What is Regression Alert
This column has four main goals.
Persuade
I strongly believe in the power and applicability of regression. But I also know there's a lot of skepticism-- many who are quick to note that football isn't played on a spreadsheet or ask if I even watch the games. (Because of how these predictions work, I wouldn't need to watch to write this column -- but I do anyway because football is great.)
This is largely why we track our results as we go. I find the best way to convince people that regression is real is to first show them that it works.
Provide
Footballguys is a part of the fantasy football advice industry, so what sort of column would this be if we didn't include any fantasy football advice? Our predictions show who is most likely to sustain their production, who will likely decline, and who is a good bet to improve. I find that this tends to be useful information whenever confronted with a decision to buy, sell, hold, start, or bench a player. Basically, any time it's time to make a decision.
(I also find that it's useful information if my team starts the year slowly; usually, I can convince myself that I've just been unlucky and things will turn around any day now. Often, they don't, but at least I feel better in the meantime.)
Educate
Once we've established that regression works, we can cover the "why" and the "how" of it. Why do some stats regress more than others? Is there anything that doesn't regress? Given its strengths and limitations, how can we best leverage what we know about regression? How can we make useful predictions around stats we've never encountered before?
Equip
Thinking is for doing; the purpose of gaining knowledge is to put it into practice. Once we know the why and the how of regression, we're equipped to spot it in the wild.

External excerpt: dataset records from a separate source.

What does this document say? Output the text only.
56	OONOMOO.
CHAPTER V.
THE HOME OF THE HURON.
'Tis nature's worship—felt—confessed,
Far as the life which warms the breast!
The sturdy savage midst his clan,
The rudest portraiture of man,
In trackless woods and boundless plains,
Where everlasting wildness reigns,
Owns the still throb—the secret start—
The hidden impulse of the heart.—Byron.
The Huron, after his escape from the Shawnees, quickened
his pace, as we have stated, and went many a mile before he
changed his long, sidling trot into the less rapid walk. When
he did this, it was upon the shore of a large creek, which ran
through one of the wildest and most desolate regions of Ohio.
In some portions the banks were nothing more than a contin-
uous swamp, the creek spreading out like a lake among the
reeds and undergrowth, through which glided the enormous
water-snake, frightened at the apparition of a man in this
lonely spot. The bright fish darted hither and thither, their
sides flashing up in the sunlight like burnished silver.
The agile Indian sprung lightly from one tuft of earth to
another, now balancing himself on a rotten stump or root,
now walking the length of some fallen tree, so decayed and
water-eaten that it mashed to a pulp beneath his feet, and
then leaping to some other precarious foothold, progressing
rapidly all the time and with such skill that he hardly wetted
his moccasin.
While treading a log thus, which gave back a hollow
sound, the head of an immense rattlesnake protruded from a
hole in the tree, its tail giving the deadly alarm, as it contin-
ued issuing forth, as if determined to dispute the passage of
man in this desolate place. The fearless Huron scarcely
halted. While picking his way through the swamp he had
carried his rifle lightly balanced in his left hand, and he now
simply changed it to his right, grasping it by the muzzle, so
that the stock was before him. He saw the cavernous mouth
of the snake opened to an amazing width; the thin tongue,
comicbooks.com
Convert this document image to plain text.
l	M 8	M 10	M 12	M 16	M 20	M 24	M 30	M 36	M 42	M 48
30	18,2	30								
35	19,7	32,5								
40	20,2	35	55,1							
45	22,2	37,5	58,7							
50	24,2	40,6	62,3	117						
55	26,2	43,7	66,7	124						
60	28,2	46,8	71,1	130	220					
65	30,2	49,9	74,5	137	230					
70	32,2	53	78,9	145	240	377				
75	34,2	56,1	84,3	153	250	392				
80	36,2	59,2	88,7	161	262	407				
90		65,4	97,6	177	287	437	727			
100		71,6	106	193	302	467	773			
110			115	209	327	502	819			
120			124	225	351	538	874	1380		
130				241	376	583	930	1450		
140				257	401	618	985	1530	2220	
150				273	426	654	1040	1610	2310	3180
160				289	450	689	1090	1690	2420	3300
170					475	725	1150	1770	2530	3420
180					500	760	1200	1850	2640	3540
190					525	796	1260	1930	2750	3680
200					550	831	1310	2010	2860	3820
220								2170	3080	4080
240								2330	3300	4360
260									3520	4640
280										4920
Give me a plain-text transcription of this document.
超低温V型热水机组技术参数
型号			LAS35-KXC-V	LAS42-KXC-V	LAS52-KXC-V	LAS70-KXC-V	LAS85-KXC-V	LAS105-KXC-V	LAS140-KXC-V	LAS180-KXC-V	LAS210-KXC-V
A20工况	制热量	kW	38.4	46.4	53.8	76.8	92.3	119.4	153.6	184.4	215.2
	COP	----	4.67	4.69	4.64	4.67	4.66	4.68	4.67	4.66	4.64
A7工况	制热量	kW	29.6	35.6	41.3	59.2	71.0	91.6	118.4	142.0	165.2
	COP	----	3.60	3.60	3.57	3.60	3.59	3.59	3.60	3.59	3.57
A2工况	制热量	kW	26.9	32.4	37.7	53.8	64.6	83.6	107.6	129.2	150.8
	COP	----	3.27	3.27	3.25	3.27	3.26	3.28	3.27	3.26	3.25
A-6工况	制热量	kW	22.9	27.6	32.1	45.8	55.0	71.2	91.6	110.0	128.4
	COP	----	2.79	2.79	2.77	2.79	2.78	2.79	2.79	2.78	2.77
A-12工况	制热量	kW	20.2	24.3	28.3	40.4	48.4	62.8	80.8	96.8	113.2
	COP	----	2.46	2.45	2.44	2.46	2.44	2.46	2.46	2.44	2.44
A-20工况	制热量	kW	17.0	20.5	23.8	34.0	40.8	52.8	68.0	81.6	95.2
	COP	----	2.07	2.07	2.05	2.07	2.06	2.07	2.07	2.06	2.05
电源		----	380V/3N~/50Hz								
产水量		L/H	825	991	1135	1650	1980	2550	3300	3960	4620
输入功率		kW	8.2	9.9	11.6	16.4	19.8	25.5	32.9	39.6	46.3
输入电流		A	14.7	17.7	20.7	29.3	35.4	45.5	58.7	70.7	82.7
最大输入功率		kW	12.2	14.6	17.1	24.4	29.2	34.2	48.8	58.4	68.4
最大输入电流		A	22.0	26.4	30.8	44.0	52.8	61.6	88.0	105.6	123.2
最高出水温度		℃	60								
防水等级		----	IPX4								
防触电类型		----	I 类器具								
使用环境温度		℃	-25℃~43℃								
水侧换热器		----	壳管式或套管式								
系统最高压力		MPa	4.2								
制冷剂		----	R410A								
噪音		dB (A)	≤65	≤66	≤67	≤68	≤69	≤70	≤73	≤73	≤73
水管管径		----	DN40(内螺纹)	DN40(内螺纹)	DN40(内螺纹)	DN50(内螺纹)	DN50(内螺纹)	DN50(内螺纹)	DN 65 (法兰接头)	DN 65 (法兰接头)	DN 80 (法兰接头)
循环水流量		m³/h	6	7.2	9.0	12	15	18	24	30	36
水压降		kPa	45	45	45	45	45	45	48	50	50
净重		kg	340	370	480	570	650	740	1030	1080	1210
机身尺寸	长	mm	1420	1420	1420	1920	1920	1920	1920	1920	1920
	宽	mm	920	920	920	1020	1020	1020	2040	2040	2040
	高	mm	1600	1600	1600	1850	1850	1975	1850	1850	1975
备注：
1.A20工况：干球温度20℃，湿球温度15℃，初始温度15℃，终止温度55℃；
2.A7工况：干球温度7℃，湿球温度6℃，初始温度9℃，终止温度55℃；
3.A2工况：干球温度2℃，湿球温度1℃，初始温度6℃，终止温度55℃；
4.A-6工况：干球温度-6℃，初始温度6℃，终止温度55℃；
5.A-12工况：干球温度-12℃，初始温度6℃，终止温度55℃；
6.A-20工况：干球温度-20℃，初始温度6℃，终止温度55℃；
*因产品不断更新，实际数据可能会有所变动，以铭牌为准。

My ultimate goal is to equip regular readers with all the tools they need to see the tell-tale signs of regression on their own-- to look at their leagues and decide for themselves what sorts of performances are sustainable and which are destined to regress-- and to become more and more accurate with those judgments over time.
And maybe to apply the knowledge to other areas of their lives, as well; after all, regression to the mean isn't specific to football, it's a basic mathematical property of the universe itself (or at least of the ways we make meaning of it); when you draw an extreme result from a distribution, your subsequent draws are likely to be less extreme.
If any or all of this sounds interesting to you, I hope you follow along throughout the season.